Almost a year after it was released, Tulenkey’s bombastic hip hop record “Yard” could win people over.
“Which Tulenkey do you like?” is a question I have been brooding over for a while. My answer is always based on my mood. Afropop Tulenkey, with his uncanny humorous punchlines and comical finger-wagging lyrics usually pours with happiness. His afropop tunes mostly feels like a hot bath after a hard day. You laugh, squirm, curse, tap dance or clap listening to him. Afropop Tulenkey is like that family member who knows how to pull the right trick to cheer you up or commensurate with you in your worse days.
On the flip side, hip hop Tulenkey is fiery, focused and serious. The homourous glitter that often surrounds his afropop tunes are often dissolved in the pool of urgency. He is like a sharpshooter determined to win the prize at stake. No room for gimmicks. Just meanness on the tracks.
The fact that Tulenkey won’t make it on many people’s “Top Rappers” list has little to do with his rapping abilities and much to do with how he is perceived: an artist whose afropop bops tip towards simple, regular lyrics than hard bars. In short, Tulenkey finds himself almost in the same barn as Shaker- a gifted artist whose musical career is spoken about with emphasis on his humour- clad, pop leaning raps.
“Child Abuse Remix” and “Proud Fvck Boys”- both the originals and remixes were the songs on which Tulenkey found a space to stand; mainstream wise. The endearing elements that culminated in this success were unmissable. Humor was as thick as the fog atop the Akuapim ridges. The melody and groove of the songs were the nectar that enticed us. The lyrics found a place in our hearts, as you could either identify with them or know someone who knows someone who mirrors some of the lyrics.
Born Chief Boateng Osei – Bonsu in Accra, Tulenkey (or Tuley) extended his brand through his partnership with Mr. Eazi’s Empawa Africa label. If for nothing at all, the association helped his visibility in other African markets, occasioning the collaborative efforts on the remix of ‘Proud Fvck Boys’, Nigerian version.

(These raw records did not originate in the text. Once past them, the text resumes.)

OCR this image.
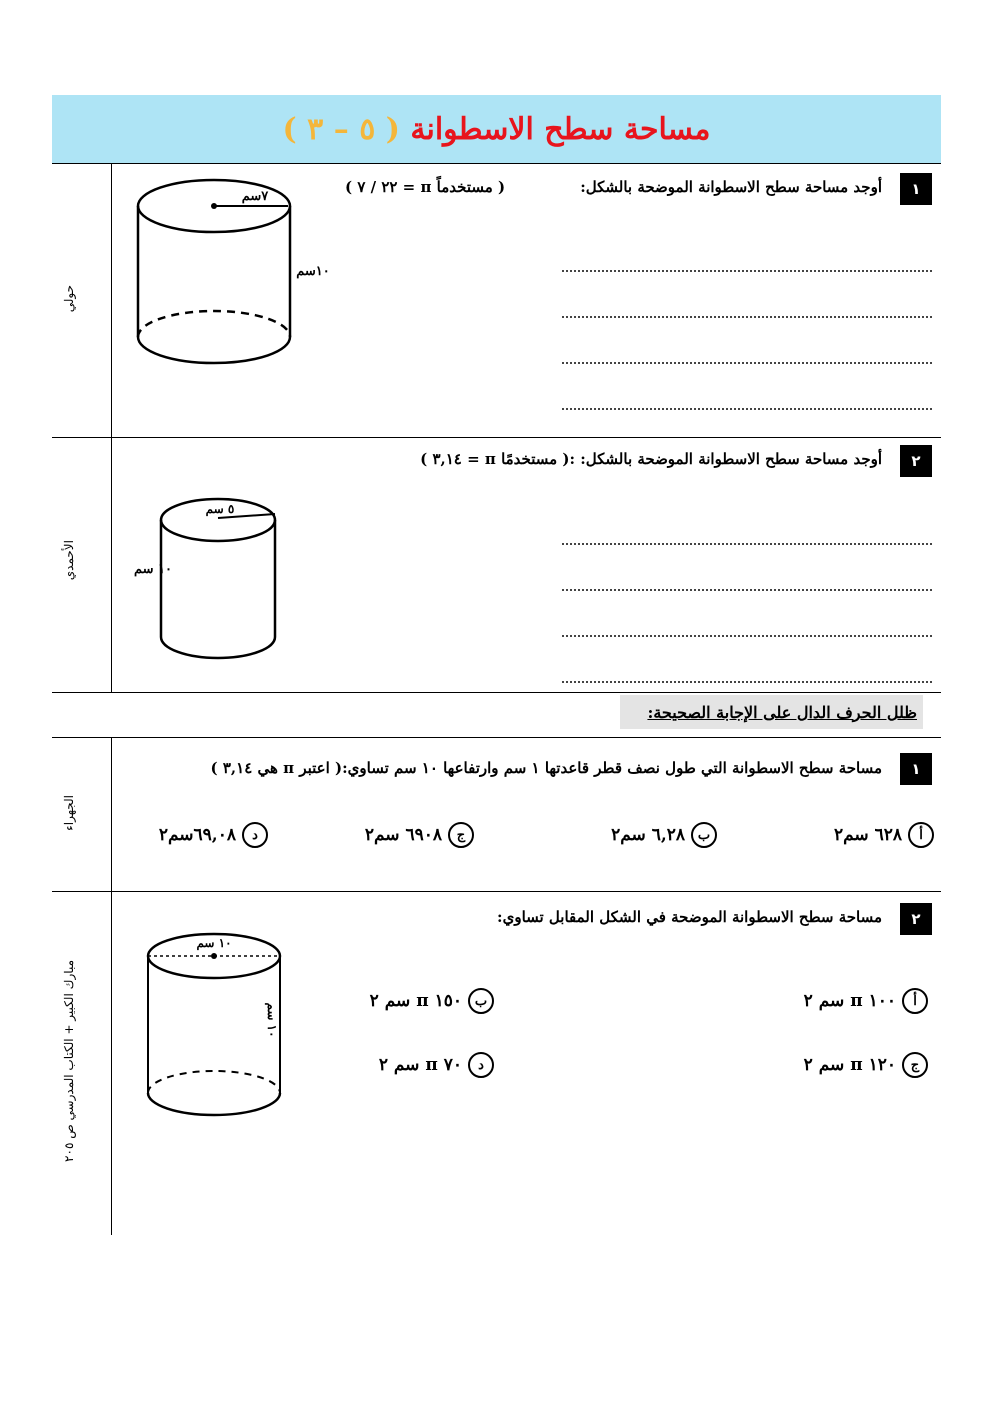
مساحة سطح الاسطوانة ( ٥ – ٣ )
حولي
١
أوجد مساحة سطح الاسطوانة الموضحة بالشكل:
( مستخدماً π = ٢٢ / ٧ )
٧سم
١٠سم
الأحمدي
٢
أوجد مساحة سطح الاسطوانة الموضحة بالشكل: :( مستخدمًا π = ٣,١٤ )
٥ سم
١٠ سم
ظلل الحرف الدال على الإجابة الصحيحة:
الجهراء
١
مساحة سطح الاسطوانة التي طول نصف قطر قاعدتها ١ سم وارتفاعها ١٠ سم تساوي:( اعتبر π هي ٣,١٤ )
أ
٦٢٨ سم٢
ب
٦,٢٨ سم٢
ج
٦٩٠٨ سم٢
د
٦٩,٠٨سم٢
مبارك الكبير + الكتاب المدرسي ص ٢٠٥
٢
مساحة سطح الاسطوانة الموضحة في الشكل المقابل تساوي:
١٠ سم
١٠ سم
أ
١٠٠ π سم ٢
ب
١٥٠ π سم ٢
ج
١٢٠ π سم ٢
د
٧٠ π سم ٢
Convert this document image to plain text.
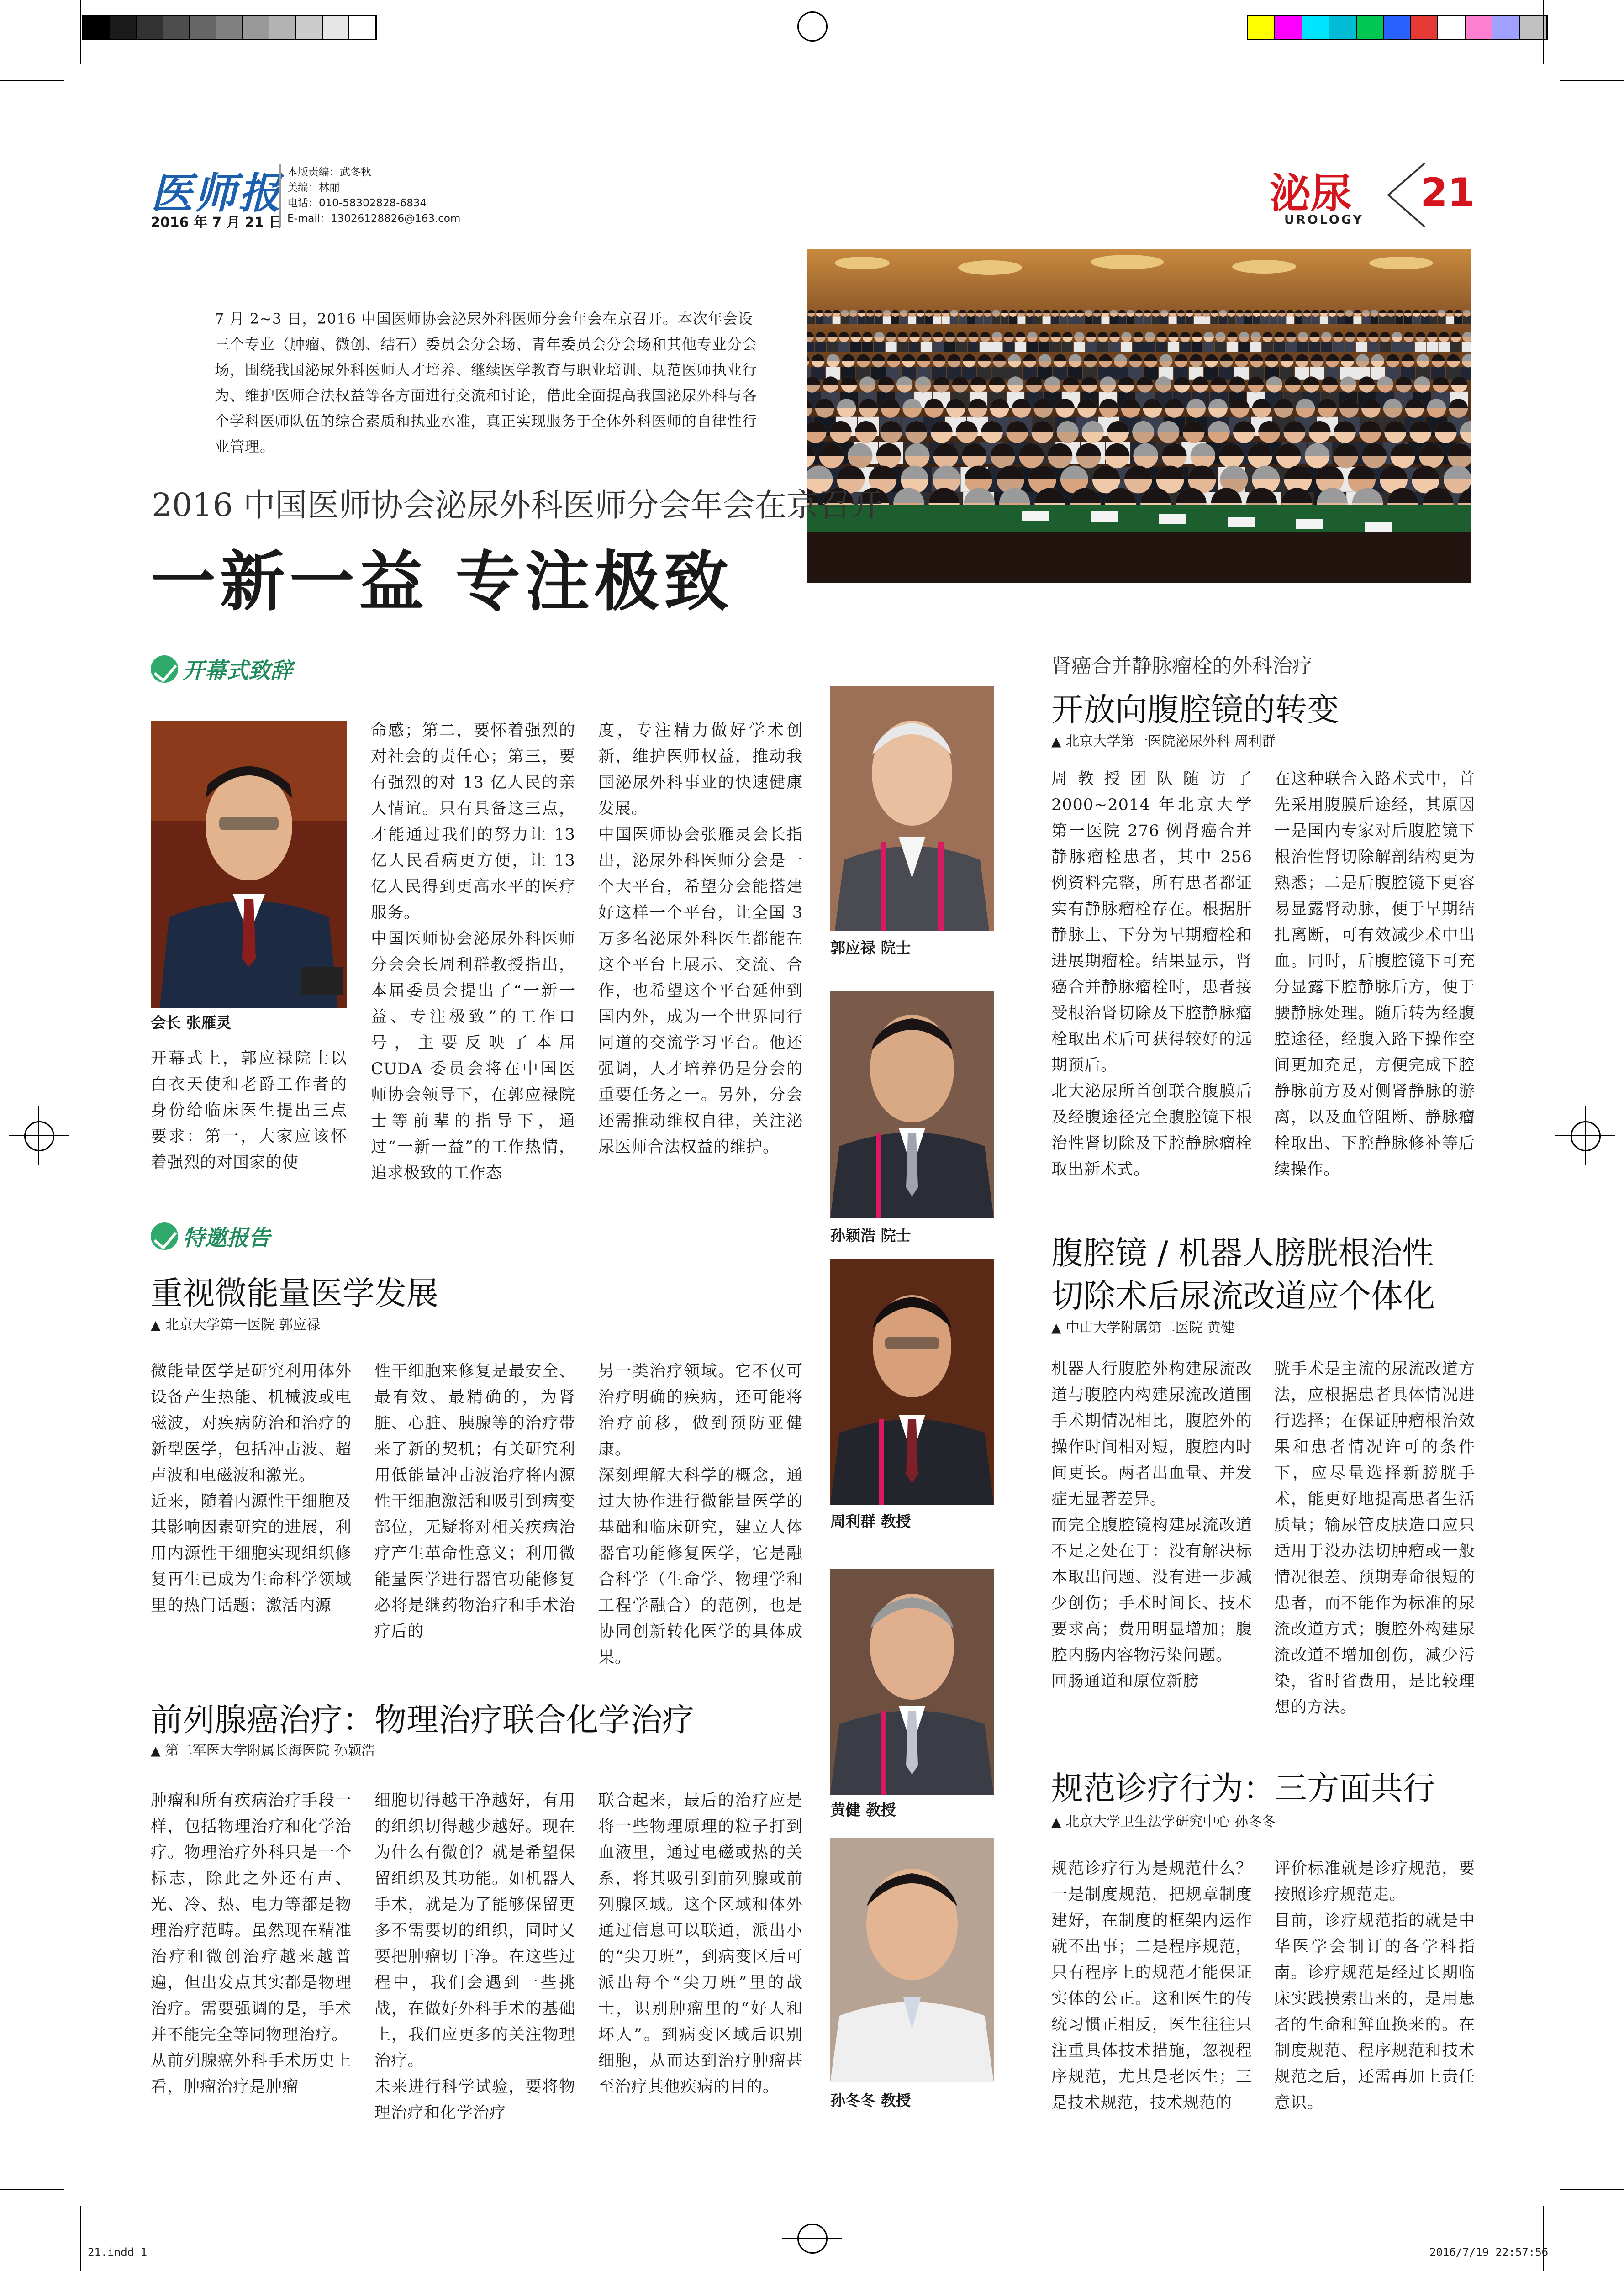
医师报
2016 年 7 月 21 日
本版责编：武冬秋
美编：林丽
电话：010-58302828-6834
E-mail：13026128826@163.com
泌尿
UROLOGY
21
7 月 2~3 日，2016 中国医师协会泌尿外科医师分会年会在京召开。本次年会设三个专业（肿瘤、微创、结石）委员会分会场、青年委员会分会场和其他专业分会场，围绕我国泌尿外科医师人才培养、继续医学教育与职业培训、规范医师执业行为、维护医师合法权益等各方面进行交流和讨论，借此全面提高我国泌尿外科与各个学科医师队伍的综合素质和执业水准，真正实现服务于全体外科医师的自律性行业管理。
2016 中国医师协会泌尿外科医师分会年会在京召开
一新一益 专注极致
开幕式致辞
会长 张雁灵
开幕式上，郭应禄院士以白衣天使和老爵工作者的身份给临床医生提出三点要求：第一，大家应该怀着强烈的对国家的使
命感；第二，要怀着强烈的对社会的责任心；第三，要有强烈的对 13 亿人民的亲人情谊。只有具备这三点，才能通过我们的努力让 13 亿人民看病更方便，让 13 亿人民得到更高水平的医疗服务。
中国医师协会泌尿外科医师分会会长周利群教授指出，本届委员会提出了“一新一益、专注极致”的工作口号，主要反映了本届 CUDA 委员会将在中国医师协会领导下，在郭应禄院士等前辈的指导下，通过“一新一益”的工作热情，追求极致的工作态
度，专注精力做好学术创新，维护医师权益，推动我国泌尿外科事业的快速健康发展。
中国医师协会张雁灵会长指出，泌尿外科医师分会是一个大平台，希望分会能搭建好这样一个平台，让全国 3 万多名泌尿外科医生都能在这个平台上展示、交流、合作，也希望这个平台延伸到国内外，成为一个世界同行同道的交流学习平台。他还强调，人才培养仍是分会的重要任务之一。另外，分会还需推动维权自律，关注泌尿医师合法权益的维护。
特邀报告
重视微能量医学发展
▲ 北京大学第一医院 郭应禄
微能量医学是研究利用体外设备产生热能、机械波或电磁波，对疾病防治和治疗的新型医学，包括冲击波、超声波和电磁波和激光。
近来，随着内源性干细胞及其影响因素研究的进展，利用内源性干细胞实现组织修复再生已成为生命科学领域里的热门话题；激活内源
性干细胞来修复是最安全、最有效、最精确的，为肾脏、心脏、胰腺等的治疗带来了新的契机；有关研究利用低能量冲击波治疗将内源性干细胞激活和吸引到病变部位，无疑将对相关疾病治疗产生革命性意义；利用微能量医学进行器官功能修复必将是继药物治疗和手术治疗后的
另一类治疗领域。它不仅可治疗明确的疾病，还可能将治疗前移，做到预防亚健康。
深刻理解大科学的概念，通过大协作进行微能量医学的基础和临床研究，建立人体器官功能修复医学，它是融合科学（生命学、物理学和工程学融合）的范例，也是协同创新转化医学的具体成果。
前列腺癌治疗：物理治疗联合化学治疗
▲ 第二军医大学附属长海医院 孙颖浩
肿瘤和所有疾病治疗手段一样，包括物理治疗和化学治疗。物理治疗外科只是一个标志，除此之外还有声、光、冷、热、电力等都是物理治疗范畴。虽然现在精准治疗和微创治疗越来越普遍，但出发点其实都是物理治疗。需要强调的是，手术并不能完全等同物理治疗。
从前列腺癌外科手术历史上看，肿瘤治疗是肿瘤
细胞切得越干净越好，有用的组织切得越少越好。现在为什么有微创？就是希望保留组织及其功能。如机器人手术，就是为了能够保留更多不需要切的组织，同时又要把肿瘤切干净。在这些过程中，我们会遇到一些挑战，在做好外科手术的基础上，我们应更多的关注物理治疗。
未来进行科学试验，要将物理治疗和化学治疗
联合起来，最后的治疗应是将一些物理原理的粒子打到血液里，通过电磁或热的关系，将其吸引到前列腺或前列腺区域。这个区域和体外通过信息可以联通，派出小的“尖刀班”，到病变区后可派出每个“尖刀班”里的战士，识别肿瘤里的“好人和坏人”。到病变区域后识别细胞，从而达到治疗肿瘤甚至治疗其他疾病的目的。
郭应禄 院士
孙颖浩 院士
周利群 教授
黄健 教授
孙冬冬 教授
肾癌合并静脉瘤栓的外科治疗
开放向腹腔镜的转变
▲ 北京大学第一医院泌尿外科 周利群
周教授团队随访了 2000~2014 年北京大学第一医院 276 例肾癌合并静脉瘤栓患者，其中 256 例资料完整，所有患者都证实有静脉瘤栓存在。根据肝静脉上、下分为早期瘤栓和进展期瘤栓。结果显示，肾癌合并静脉瘤栓时，患者接受根治肾切除及下腔静脉瘤栓取出术后可获得较好的远期预后。
北大泌尿所首创联合腹膜后及经腹途径完全腹腔镜下根治性肾切除及下腔静脉瘤栓取出新术式。
在这种联合入路术式中，首先采用腹膜后途经，其原因一是国内专家对后腹腔镜下根治性肾切除解剖结构更为熟悉；二是后腹腔镜下更容易显露肾动脉，便于早期结扎离断，可有效减少术中出血。同时，后腹腔镜下可充分显露下腔静脉后方，便于腰静脉处理。随后转为经腹腔途径，经腹入路下操作空间更加充足，方便完成下腔静脉前方及对侧肾静脉的游离，以及血管阻断、静脉瘤栓取出、下腔静脉修补等后续操作。
腹腔镜 / 机器人膀胱根治性
切除术后尿流改道应个体化
▲ 中山大学附属第二医院 黄健
机器人行腹腔外构建尿流改道与腹腔内构建尿流改道围手术期情况相比，腹腔外的操作时间相对短，腹腔内时间更长。两者出血量、并发症无显著差异。
而完全腹腔镜构建尿流改道不足之处在于：没有解决标本取出问题、没有进一步减少创伤；手术时间长、技术要求高；费用明显增加；腹腔内肠内容物污染问题。
回肠通道和原位新膀
胱手术是主流的尿流改道方法，应根据患者具体情况进行选择；在保证肿瘤根治效果和患者情况许可的条件下，应尽量选择新膀胱手术，能更好地提高患者生活质量；输尿管皮肤造口应只适用于没办法切肿瘤或一般情况很差、预期寿命很短的患者，而不能作为标准的尿流改道方式；腹腔外构建尿流改道不增加创伤，减少污染，省时省费用，是比较理想的方法。
规范诊疗行为：三方面共行
▲ 北京大学卫生法学研究中心 孙冬冬
规范诊疗行为是规范什么？一是制度规范，把规章制度建好，在制度的框架内运作就不出事；二是程序规范，只有程序上的规范才能保证实体的公正。这和医生的传统习惯正相反，医生往往只注重具体技术措施，忽视程序规范，尤其是老医生；三是技术规范，技术规范的
评价标准就是诊疗规范，要按照诊疗规范走。
目前，诊疗规范指的就是中华医学会制订的各学科指南。诊疗规范是经过长期临床实践摸索出来的，是用患者的生命和鲜血换来的。在制度规范、程序规范和技术规范之后，还需再加上责任意识。
21.indd 1	2016/7/19 22:57:56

Almost a year ago, Tuley released both the audio and video for “Yard”, a song that proved his worth as an excellent rapper. (If you did not listen to”Forever 96″ off his 1/1 mixtape, then you missed out on his rappity rap shit). The rappity rap side is what he is hesitant to showcase – for obvious reasons- but does court the right responses whenever he has gone that direction.
‘’Yard’’ is a timeless record. The song transcends today, fits into tomorrow, and awaits the future
“Yard” ticks a lot of hip hop boxes- the Slum produced beat would make every rapper jealous. The production is delightful, elegantly crafted. It’s hard without sounding excessive in composition. The minimal string medley is the bait that hooks your attention. The surging drums and snares open your veins up for that anticipated ecstasy that the hook injects into you, sonically. The story rendered by Tulenkey – about fame, drugs, girls- are stemmed in reality-it relatable, one way or another. The work that ARA and Wes7ar 22 did on the hook did fed into the overarching theme of the song.
Although all these elements combine cogently to give “Yard” its riveting feel, one major attraction of the song is this: it’s a stoner’s anthem.
“Yard” induces you to light one up. Not, just to chase an ordinary high but that ‘out-of-body or ‘I- can-touch-the-sky” high. “Yard’’ is a record. The song transcends today, fits into tomorrow, and awaits the future. In simple terms, “Yard” is a timeless stoner’s anthem, as the hook clearly emphasizes: “Blacka Puzzy roll/ I got the lighter/Na we be puffing, we be chilling, we go high”.
Tulenkey’s opening rhetorical question: “What be the move?/Hope you know how we dey move?” and “the feeling be nice/The feeling be right for the move/ Me and my people for here/We dey turn up with nothing to lose”, depicts both the way most Ghanaian youths exchange dubs and also, what it means to live without any inhibitions (“we dey turn up with nothing to lose”).
Whoever advised Tuleneky to keep his verses short deserves commendation (more vim to him or her). That actually helped make the record more pop in tone. Instead of rapping a hard-hitting 12 bars with excessive punchlines, complex rhyme schemes which does fly over the head of non-rap nerds,, Tulenkey literally gave WES7AR and ARA a moment to introduce themselves to a demographic of Ghanaians who love Tulenkey. The hook, admittedly is the best in recent times an unarguably what made the record.
“Yard” is a good song that was not promoted enough to catch on. Tulenkey and his team could put a bit of energy behind the song and steamroll with the seeming renewed interest in hip hop in the country. The timelessness of “Yard” is like a gas awaiting a flicker of heat to combust.